Thanks so much for being here today, Chrys, and best of luck with this and your upcoming release. I hope you’ll come back again.

Thank you, Barbara! And you can count on me returning. :)

You can find Chrys at:
Book Links:


  1. Welcome Chrys,
    So happy you're here today. I really enjoyed the story and I'm looking forward to your new book.
    Stay warm!

    1. Thank you so much for having me on your blog, Barbara! I'm happy to hear you liked Hurricane Crimes. :)

  2. Wow, what a great premise. Rescuing a possible murderer. Can't wait to read it!

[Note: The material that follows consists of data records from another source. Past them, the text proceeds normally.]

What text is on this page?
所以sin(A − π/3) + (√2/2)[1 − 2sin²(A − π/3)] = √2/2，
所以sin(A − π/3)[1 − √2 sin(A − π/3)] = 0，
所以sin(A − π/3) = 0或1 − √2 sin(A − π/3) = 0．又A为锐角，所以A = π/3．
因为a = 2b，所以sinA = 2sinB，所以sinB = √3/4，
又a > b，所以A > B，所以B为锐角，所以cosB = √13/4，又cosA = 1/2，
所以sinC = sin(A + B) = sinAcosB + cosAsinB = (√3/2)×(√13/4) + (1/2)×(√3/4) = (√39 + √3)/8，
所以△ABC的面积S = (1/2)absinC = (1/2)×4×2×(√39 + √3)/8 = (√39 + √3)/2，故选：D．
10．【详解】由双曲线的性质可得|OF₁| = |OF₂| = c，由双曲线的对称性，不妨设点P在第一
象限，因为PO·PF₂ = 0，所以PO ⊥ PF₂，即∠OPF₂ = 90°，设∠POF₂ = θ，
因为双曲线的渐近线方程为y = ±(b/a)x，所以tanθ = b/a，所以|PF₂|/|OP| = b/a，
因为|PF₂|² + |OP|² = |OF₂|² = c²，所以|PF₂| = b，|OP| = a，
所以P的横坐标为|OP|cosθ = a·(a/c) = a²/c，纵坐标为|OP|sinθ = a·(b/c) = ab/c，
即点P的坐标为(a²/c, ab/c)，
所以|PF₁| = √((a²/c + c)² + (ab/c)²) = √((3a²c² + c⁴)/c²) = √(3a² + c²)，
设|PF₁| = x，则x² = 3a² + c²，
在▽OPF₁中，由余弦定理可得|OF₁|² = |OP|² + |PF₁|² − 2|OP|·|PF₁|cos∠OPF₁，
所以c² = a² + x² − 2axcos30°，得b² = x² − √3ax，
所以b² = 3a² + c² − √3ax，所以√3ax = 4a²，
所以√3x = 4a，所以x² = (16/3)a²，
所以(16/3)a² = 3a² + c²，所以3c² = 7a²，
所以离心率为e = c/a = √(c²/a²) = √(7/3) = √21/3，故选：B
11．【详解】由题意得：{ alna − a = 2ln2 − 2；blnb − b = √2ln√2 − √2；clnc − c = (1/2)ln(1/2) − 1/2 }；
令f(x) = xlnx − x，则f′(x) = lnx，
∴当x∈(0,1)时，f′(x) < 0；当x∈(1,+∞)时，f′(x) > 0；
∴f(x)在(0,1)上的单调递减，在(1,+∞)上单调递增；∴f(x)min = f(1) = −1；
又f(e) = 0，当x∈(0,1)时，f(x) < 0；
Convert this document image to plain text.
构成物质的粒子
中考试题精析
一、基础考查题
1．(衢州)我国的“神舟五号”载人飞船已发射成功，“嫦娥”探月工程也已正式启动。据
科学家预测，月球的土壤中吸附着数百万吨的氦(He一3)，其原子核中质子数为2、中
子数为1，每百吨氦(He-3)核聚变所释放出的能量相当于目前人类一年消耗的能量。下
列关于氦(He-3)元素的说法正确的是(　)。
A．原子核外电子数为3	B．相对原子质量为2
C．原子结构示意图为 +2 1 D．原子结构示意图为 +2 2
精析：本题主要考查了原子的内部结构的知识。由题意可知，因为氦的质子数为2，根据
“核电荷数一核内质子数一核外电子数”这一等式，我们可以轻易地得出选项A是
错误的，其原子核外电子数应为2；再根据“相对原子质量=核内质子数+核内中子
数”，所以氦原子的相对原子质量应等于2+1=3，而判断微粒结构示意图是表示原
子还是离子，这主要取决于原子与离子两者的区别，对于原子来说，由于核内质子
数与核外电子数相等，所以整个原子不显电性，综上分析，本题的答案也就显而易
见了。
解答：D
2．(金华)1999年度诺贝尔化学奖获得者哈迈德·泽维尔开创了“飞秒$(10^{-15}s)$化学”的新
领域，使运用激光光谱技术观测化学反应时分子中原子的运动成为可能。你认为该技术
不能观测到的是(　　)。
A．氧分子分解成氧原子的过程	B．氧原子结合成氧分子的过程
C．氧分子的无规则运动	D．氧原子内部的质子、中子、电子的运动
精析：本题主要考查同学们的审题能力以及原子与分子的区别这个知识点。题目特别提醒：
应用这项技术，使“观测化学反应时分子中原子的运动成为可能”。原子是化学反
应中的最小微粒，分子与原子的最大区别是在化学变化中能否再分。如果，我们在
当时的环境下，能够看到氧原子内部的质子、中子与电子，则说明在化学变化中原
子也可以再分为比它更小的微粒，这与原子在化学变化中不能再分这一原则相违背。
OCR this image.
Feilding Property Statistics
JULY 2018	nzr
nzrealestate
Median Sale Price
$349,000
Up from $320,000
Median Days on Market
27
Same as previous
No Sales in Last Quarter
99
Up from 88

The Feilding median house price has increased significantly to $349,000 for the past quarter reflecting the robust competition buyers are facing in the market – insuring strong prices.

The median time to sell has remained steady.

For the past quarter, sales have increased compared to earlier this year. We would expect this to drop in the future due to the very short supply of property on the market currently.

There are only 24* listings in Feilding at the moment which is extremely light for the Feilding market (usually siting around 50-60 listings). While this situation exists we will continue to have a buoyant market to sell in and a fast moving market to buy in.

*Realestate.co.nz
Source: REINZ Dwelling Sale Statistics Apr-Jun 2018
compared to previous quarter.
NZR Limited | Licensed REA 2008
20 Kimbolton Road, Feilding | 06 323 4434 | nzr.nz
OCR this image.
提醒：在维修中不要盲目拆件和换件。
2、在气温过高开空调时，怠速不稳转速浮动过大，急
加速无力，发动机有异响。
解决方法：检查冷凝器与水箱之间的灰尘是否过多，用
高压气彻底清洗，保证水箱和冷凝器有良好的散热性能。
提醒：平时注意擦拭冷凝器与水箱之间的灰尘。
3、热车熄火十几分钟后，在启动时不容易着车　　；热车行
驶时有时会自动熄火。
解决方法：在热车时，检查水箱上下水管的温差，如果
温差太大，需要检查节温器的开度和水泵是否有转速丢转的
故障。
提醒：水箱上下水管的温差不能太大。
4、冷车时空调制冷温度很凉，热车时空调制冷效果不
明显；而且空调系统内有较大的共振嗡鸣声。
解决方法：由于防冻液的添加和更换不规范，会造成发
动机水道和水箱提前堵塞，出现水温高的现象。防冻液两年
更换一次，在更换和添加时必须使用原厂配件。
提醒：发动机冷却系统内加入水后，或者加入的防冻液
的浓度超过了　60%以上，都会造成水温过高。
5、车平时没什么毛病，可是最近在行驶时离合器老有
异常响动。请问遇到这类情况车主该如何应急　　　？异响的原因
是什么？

    1. Thank you, Wanda! I hope you enjoy it! :D

  3. Hi Wanda, So glad you stopped by. I loved Chrys' premise, too.

  4. That is an exciting premise. I grew up in Florida so I've had the chance to ride out a few hurricanes and then I visited my husband's family in North Dakota during a blizzard. I'll take the hurricane because at least when it was over we could go outside, pick up the debris and it was over! That snow stuck around way past the time I did.

    1. If I had to choose, I'd probably go through a hurricane too. But a less intense hurricane. No category 5's, please! And definitely not like the hurricane in my story. lol

      Thank you for leaving a comment, Karri! :)

  5. Karri, I like your criteria for choosing between a blizzard and a hurricane! Living in the Midwest, I must admit those snow/ice events are long-term!

  6. Chrys's first para "After her car breaks down..." was a real hook as far as I am concerned. BTW, I've never seen a hurricane and that's fine with me.